- Coordinates: 32°31′43″N 36°12′03″E﻿ / ﻿32.5286°N 36.2008°E
- Carries: Commercial goods, vehicles
- Crosses: Border between Jordan and Syria
- Locale: Jabir as-Sirhan, Jordan Nasib, Syria
- Official name: Nasib Border Crossing مركز نصيب الحدودي

Location
- Interactive map of Nasib Border Crossing

= Nasib Border Crossing =

The Nasib Border Crossing (مركز نصيب الحدودي), also known as Jaber Border Crossing, is an international border crossing between Syria and Jordan. It is one of the busiest border crossings in Syria and is situated on the Damascus-Amman international highway near Nasib, Syria. It is the main crossing for Syrian exports to Jordan and the GCC countries.

== History ==

=== Syrian civil war ===
In April 2015, the crossing fell to control of Free Syrian Army and al-Nusra Front during the Battle of Nasib Border Crossing. On 6 July 2018, the Ba'athist Syrian army recaptured the Nasib Border Crossing in the 2018 Southern Syria offensive.

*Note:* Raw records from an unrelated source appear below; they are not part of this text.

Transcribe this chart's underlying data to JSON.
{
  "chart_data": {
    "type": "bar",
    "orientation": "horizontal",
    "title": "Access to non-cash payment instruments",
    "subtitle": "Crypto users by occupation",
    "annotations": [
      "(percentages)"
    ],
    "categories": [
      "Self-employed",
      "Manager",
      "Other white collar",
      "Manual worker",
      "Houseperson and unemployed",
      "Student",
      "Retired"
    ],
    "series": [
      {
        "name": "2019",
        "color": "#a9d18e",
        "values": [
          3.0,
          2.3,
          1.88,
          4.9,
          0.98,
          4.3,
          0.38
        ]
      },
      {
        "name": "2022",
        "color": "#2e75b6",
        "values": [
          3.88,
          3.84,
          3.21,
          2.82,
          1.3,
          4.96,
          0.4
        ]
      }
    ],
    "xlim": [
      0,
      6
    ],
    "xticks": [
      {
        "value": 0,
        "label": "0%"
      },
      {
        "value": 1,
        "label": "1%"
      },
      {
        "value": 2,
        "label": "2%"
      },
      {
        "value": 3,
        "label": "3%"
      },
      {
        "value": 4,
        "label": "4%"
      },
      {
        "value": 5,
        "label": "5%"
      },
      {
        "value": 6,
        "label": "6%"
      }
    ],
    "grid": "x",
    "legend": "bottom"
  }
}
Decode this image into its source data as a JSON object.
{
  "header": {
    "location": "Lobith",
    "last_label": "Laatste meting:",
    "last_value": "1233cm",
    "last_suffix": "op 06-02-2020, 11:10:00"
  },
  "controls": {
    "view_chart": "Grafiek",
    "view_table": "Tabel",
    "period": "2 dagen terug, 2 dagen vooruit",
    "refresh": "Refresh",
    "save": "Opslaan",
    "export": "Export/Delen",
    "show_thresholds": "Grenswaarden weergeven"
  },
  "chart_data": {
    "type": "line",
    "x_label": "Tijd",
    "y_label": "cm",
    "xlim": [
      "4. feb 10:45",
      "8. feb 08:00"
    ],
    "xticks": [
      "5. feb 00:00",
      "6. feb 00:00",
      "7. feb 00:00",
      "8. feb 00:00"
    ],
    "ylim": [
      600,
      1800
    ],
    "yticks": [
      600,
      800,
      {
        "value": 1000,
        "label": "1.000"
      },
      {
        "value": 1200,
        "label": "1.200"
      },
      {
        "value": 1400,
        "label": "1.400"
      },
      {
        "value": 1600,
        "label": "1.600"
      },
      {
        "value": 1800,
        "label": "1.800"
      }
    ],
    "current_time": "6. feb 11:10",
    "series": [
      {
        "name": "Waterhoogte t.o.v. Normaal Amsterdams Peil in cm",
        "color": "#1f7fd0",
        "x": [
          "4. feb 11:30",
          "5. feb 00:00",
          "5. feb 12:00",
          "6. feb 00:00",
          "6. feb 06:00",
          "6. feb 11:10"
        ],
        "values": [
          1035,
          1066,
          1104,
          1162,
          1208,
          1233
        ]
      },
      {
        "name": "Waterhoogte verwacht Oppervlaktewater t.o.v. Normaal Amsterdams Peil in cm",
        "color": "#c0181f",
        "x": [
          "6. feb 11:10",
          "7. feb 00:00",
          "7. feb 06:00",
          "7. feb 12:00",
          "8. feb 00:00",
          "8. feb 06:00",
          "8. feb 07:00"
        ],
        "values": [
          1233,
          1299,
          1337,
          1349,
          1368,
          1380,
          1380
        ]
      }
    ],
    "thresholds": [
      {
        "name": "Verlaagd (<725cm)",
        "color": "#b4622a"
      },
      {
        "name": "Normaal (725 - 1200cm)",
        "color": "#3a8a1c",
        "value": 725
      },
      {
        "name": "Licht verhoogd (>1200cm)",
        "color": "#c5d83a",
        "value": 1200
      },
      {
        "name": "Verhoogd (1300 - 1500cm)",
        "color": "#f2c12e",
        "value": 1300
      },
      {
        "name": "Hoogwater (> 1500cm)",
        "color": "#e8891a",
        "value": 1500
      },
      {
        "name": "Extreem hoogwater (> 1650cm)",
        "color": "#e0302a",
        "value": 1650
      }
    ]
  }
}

The Nasib Border Crossing was officially reopened on 15 October 2018.

After closing again due to the COVID pandemic in 2020, as well as the 2021 Daraa clashes, the Nasib Border Crossing reopened on 29 September 2021.

On 6 December 2024 Jordan again closed its border with Syria after the Syrian opposition seized this crossing in a renewed offensive.

=== Renovation ===
Renovation works on the border crossing began at the beginning of 2026 and were completed on 25 March 2026.

The project included the restoration of infrastructure, the refurbishment of arrival and departure halls, and the construction of a new hall dedicated to tourist vehicles. The upgrades significantly increased the crossing's daily capacity from 10,000 travellers to approximately 40,000.